Bilder sprechen für sich...

Wir von Fan Diving können ja viel erzählen, aber doch sind es immer wieder die Bilder, die viel mehr von unseren Tauchplätzen und unserer Insel "El Hierro" zeigen können. In dieser Fotogalerie finden Sie immer wieder neue Fotos von unseren Gästen, von uns oder  unseren Freunden, die die Schönheiten visualisieren sollen.

Kugelfisch
Ein gern gesehener Gast. Der Fisch bläst sich innerhalb von Sekunden auf, braucht aber viel länger, um seine ursprüngliche Größe wieder zu erreichen.
 
Regenwald
Eine Rundfahrt über die Insel mit dem Mietwagen lohnt sich allemal... 
Dort, wo sich die Passatwolken abregnen, ist ein märchenhafter Regenwald zu finden.

 

 

Pilotbarsche
Den Taucher faszinieren beim ersten Tauchgang sicherlich die Mengen von Fischschwärmen, die einen umgeben, sobald man sich rücklings vom Schlauchboot ins Wasser gefallen lassen hat.

 

Lavaformationen
Der Schwell des rauen atlantischen Nordens nagt immer an den Küsten von El Hierro.
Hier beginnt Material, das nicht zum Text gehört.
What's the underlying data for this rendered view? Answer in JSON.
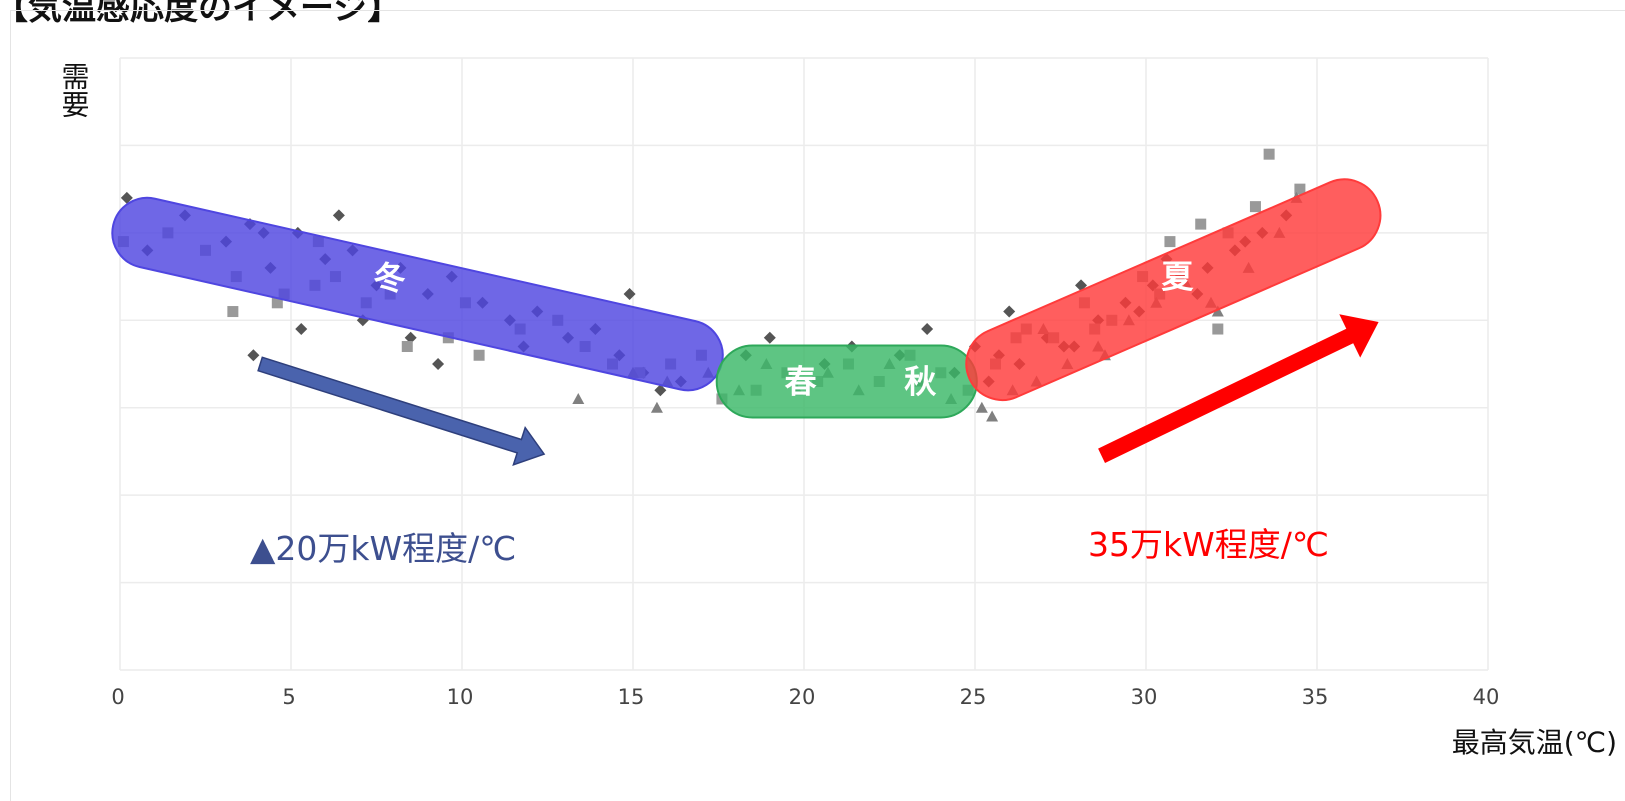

Hierbei entstehen beeindruckende Felsformationen, an denen sich die wildesten Wasserfontänen brechen.  
Casting eines Fotomodells
Ist der Zakki unser Topfotomodell? Nicht umsonst findet jeden Sommer der Unterwasserfotowettbewerb statt, bei dem sich die Namen von internationalen UW-Fotografen aneinander reihen.
 
Gelber Zackenbarsch
Durch Pigmentfehler werden auf El Hierro Zackenbarsche schon mal gelb. Wahr oder unwahr? Das müsst ihr schon selbst herausfinden.
Kiefernwald
Nein, es handelt sich hier nicht um ein Foto aus dem guten alten Deutschland. An der Südküste der Insel sind meilenweit dichte Fichtenwälder vertreten. 

 

 

Las playas roque de la Bonanza
Lava und feuerspeiende Vulkane gaben vor Urzeiten der Insel das Gesicht. Asche und erstarrte Lavaströme liessen vielerorts künstlerische Naturdenkmale entstehen, die es zu bewundern gibt.

 

Mero
Ein riesiger Zackenbarsch in einer ungewöhnlichen Perspektive. Aber es ist wahr. Die Tiere sind eher neugierig als scheu unter Wasser.

 

Mirador de Isora
Bei der Tour mit dem Mietwagen sind besonders schöne Aussichten als sogenannte Miradors auf der Landkarte gekennzeichnet. Man sollte sich diese Hinweise wirklich nicht entgehen lassen.

 

Mondfisch
Mit etwas Glück sieht man ihn in den Tauchrevieren vor den Küsten El Hierros. Eine eigenartige Gestalt von Fisch, die auch wirklich vom Mond kommen könnte. 

 

 

Pinien
Um El Pinar herum stehen unzählbare Pinien in den weichen Berghängen. Ein Spaziergang dort lässt vergessen, dass die afrikanische Westküste keine 300 Kilometer entfernt ist.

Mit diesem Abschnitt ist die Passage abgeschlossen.